(PP-1841) Kafka memory leak

Description

Kafka brokers suffer from a memory leak (https://github.com/apache/kafka/pull/4307) related to the metric reporting feature. This is unfortunately not a feature that can be disabled. This leak affects version 0.10.x and 0.11.x releases and has been fixed in release 1.x only.

Impact

This leak will slowly fill the heap of kafka broker processes. It is easily identifiable using a jmx tool such as jvisualvm or a heap dump performed using jmap/jhat. The number of JmxReporter instances will regularly increase. Note that by design, JmxReporter instances are cleaned hourly.

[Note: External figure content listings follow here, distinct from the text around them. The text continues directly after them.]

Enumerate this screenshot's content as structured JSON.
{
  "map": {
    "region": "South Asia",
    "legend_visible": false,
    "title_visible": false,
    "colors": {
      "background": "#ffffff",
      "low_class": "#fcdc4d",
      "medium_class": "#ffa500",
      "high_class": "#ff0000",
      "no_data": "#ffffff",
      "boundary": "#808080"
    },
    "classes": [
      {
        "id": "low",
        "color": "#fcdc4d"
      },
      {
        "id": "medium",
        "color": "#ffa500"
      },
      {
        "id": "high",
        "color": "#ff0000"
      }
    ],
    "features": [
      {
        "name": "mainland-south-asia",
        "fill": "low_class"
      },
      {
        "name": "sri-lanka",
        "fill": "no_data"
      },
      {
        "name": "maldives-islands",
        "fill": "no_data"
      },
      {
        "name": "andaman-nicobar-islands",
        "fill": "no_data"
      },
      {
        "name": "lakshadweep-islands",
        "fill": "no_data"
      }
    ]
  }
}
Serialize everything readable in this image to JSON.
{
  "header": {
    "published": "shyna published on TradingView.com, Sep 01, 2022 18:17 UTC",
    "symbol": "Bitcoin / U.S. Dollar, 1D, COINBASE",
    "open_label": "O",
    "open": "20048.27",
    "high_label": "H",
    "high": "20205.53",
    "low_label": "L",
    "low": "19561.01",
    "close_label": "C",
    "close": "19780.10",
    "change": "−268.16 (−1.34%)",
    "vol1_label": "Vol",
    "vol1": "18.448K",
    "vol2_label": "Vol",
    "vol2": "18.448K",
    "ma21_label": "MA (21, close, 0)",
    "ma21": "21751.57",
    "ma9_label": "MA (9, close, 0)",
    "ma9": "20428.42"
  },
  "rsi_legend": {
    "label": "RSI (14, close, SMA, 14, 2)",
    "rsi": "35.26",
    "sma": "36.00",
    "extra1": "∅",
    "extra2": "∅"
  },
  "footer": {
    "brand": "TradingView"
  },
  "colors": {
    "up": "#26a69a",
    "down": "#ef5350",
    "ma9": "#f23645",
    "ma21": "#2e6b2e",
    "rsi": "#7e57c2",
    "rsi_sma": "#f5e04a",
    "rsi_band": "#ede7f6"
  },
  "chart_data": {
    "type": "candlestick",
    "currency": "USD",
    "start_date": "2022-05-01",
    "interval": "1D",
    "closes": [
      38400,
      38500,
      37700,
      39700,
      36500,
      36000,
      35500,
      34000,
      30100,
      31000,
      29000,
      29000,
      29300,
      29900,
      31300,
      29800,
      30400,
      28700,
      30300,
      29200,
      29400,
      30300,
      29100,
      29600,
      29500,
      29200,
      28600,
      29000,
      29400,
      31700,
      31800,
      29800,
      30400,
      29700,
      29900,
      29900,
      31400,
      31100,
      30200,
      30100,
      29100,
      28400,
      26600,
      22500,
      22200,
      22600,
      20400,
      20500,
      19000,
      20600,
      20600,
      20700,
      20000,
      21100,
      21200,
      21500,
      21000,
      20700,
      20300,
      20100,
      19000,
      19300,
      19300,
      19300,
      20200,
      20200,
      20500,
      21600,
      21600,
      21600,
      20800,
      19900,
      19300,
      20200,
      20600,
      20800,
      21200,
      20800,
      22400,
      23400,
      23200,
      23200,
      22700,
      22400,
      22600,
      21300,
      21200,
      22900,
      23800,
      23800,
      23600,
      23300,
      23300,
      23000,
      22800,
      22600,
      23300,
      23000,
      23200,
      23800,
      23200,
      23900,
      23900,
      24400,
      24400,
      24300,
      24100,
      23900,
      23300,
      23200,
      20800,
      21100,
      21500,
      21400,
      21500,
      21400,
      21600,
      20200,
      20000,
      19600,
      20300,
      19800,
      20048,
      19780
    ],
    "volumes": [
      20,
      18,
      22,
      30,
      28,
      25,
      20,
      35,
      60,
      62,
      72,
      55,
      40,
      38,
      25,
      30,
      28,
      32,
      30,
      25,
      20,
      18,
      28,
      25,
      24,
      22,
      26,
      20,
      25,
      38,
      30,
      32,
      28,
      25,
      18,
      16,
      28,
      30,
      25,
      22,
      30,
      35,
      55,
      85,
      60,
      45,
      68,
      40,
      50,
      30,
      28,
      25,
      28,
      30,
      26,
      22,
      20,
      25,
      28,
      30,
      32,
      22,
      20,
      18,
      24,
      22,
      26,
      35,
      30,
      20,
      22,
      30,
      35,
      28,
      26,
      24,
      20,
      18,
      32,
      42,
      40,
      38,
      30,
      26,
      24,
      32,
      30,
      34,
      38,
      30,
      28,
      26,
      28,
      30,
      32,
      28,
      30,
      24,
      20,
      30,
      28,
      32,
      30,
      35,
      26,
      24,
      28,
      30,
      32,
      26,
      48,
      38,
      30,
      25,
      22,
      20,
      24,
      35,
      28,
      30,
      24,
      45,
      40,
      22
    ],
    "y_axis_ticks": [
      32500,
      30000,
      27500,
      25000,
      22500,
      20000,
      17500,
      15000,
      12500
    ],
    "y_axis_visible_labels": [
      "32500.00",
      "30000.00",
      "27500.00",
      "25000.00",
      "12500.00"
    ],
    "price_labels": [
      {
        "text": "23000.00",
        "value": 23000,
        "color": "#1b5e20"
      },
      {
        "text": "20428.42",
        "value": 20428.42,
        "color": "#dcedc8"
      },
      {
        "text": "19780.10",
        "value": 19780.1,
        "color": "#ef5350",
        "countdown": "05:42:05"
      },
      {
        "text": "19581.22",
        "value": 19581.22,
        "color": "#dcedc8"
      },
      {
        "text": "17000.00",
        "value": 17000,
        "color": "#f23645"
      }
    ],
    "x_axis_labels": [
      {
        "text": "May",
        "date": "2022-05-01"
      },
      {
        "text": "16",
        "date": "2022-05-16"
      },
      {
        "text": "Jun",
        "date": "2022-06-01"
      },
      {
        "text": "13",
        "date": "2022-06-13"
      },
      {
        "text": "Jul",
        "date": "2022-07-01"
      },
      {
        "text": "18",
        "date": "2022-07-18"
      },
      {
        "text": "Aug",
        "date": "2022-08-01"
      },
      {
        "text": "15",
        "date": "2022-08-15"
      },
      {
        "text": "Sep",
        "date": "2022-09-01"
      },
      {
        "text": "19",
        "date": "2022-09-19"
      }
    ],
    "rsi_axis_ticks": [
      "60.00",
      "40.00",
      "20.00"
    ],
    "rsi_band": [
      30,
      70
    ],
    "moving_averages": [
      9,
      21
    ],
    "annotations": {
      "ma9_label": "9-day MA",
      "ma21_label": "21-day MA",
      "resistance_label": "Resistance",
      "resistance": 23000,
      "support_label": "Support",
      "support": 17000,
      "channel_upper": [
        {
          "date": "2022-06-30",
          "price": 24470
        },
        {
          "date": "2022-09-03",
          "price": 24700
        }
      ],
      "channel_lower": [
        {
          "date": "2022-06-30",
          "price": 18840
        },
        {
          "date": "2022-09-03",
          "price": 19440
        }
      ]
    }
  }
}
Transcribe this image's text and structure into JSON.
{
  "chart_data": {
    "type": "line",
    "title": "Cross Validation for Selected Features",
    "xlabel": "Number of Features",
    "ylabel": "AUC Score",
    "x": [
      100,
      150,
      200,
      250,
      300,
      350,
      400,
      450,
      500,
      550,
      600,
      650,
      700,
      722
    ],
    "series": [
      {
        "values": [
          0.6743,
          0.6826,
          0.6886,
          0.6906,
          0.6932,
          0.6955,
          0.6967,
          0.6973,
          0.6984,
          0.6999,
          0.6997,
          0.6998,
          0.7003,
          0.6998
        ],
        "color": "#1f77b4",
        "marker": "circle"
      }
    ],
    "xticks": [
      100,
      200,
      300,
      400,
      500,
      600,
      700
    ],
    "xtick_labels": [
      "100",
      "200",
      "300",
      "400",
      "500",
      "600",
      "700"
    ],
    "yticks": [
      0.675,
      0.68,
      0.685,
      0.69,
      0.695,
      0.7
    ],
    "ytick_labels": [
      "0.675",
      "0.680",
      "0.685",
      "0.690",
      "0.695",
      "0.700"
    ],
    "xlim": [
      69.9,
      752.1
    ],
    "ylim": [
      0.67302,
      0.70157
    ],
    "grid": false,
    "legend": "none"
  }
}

It is thus normal to observe an hourly based increase.

Once no more heap memory is available, brokers start suffering from OOM (Out Of Memory) errors, which can lead to service unavailability until a broker restart.

Affected Version

  • Brad-4.0.0
  • Brad-4.0.1

Note that the craig release is relying on Kafka 1.1.

WorkAround

A periodic restart of the Kafka brokers will solve the issue.

Punchplatform Fixe

Because it is not easy for production setups to migrate to Kafka 1.x release, a brad punchplatform 4.0.2 release has been delivered that includes a patched version of Kafka. That version has been released by the punchplatform team with the fixe under version number 0.10.0.0.1. We strongly suggest all brad customer to brad-4.0.2, or to schedule a periodic restart of all kafka brokers.